Mit Blick auf die vorhandenen Probleme bei der Finanzierung forderte Pistorius ebenfalls mehr Tempo und Geschlossenheit: "Heute ist Flüchtlingspolitik eine gesamtstaatliche, eine nationale Aufgabe." Die derzeitigen Verhandlungen von Bund und Ländern um die Kosten wirkten "manchmal kleinkariert". "Wenn wir der Bevölkerung signalisieren, dass wir nicht in der Lage sind, diese Herausforderung zu bewältigen, dann gefährden wir das Vertrauen der Menschen in die Handlungs- und Exekutivfähigkeit dieses Staates."
Auch Thüringens Ministerpräsident Bodo Ramelow (Linke) verlangte vom Bund deutlich schnellere Entscheidungen. Ohne einen rechtsstaatlichen Bescheid könnten Flüchtlingen in der Regel keine Praktikums-, Ausbildungs- oder Arbeitsstellen angeboten werden. "Wir wollen sie aber integrieren."
Ramelow kritisierte auch die seiner Meinung nach zu geringe Beteiligung des Bundes an den Unterbringungs-, Betreuungs- und Integrationskosten. "Eine Milliarde Euro, von der die Länder auch noch die Hälfte an den Bund zurückzahlen müssen, ist viel zu wenig."

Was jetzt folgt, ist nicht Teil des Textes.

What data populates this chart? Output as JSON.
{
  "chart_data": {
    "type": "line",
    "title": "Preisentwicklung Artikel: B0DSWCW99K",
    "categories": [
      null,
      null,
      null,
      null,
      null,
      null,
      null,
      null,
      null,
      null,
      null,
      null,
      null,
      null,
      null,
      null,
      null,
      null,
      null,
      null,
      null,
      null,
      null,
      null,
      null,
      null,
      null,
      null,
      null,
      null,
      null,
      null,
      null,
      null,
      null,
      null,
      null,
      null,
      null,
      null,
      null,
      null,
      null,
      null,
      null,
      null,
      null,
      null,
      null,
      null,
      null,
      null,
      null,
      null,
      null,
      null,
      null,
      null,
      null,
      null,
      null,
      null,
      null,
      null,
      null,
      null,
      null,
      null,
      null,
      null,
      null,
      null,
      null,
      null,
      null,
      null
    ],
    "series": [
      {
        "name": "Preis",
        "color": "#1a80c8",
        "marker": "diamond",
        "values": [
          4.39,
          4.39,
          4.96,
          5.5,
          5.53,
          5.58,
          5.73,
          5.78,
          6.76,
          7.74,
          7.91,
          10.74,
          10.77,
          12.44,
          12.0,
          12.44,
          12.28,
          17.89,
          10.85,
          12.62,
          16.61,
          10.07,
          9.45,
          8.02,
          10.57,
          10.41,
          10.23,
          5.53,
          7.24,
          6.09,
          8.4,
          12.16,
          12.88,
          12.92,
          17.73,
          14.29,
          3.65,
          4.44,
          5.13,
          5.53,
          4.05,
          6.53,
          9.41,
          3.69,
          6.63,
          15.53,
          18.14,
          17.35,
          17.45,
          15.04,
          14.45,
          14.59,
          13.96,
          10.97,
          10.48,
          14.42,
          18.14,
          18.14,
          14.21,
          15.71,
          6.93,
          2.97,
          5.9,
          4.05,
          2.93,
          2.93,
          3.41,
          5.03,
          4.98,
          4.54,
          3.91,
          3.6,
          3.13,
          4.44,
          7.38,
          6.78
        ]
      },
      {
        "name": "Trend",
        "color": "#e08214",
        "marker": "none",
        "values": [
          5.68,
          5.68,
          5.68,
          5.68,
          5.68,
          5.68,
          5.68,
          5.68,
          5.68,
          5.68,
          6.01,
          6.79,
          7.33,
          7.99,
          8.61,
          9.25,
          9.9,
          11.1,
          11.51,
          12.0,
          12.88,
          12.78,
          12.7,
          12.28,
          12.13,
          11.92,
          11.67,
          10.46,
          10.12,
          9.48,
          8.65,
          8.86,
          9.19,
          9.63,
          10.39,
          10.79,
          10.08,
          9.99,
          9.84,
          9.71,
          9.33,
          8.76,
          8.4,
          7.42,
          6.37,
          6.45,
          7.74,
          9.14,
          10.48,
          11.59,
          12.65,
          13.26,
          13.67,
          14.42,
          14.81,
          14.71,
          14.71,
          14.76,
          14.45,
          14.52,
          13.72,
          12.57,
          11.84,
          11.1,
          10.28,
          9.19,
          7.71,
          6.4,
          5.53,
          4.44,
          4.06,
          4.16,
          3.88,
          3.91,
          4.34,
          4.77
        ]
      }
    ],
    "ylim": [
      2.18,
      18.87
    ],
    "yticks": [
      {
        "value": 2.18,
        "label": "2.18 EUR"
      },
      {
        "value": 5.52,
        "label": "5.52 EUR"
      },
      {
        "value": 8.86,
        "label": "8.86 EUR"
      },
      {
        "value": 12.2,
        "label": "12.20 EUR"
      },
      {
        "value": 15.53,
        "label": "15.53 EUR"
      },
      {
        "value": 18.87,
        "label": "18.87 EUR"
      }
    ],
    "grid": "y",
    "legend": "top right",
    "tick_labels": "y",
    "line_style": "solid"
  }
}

Für die Bearbeitung von Asylanträgen ist das Bundesamt für Migration und Flüchtlinge zuständig. Sein Personal sollte um bis zu 2000 Stellen aufgestockt werden, war bei einem Flüchtlingsgipfel von Bund und Ländern im Frühjahr festgelegt worden. Von den versprochenen bundesweit vier Zentren zur Verfahrensbeschleunigung sei bisher aber nichts zu sehen, kritisierte Ramelow.
Zusammengefasst: Mehrere Bundesländer machen Vorschläge, wie mit der steigenden Zahl von Flüchtlingen besser umgegangen werden könnte. Dazu gehören der Einsatz pensionierter Beamter und ein Moratorium für zeitraubende Bauvorschriften.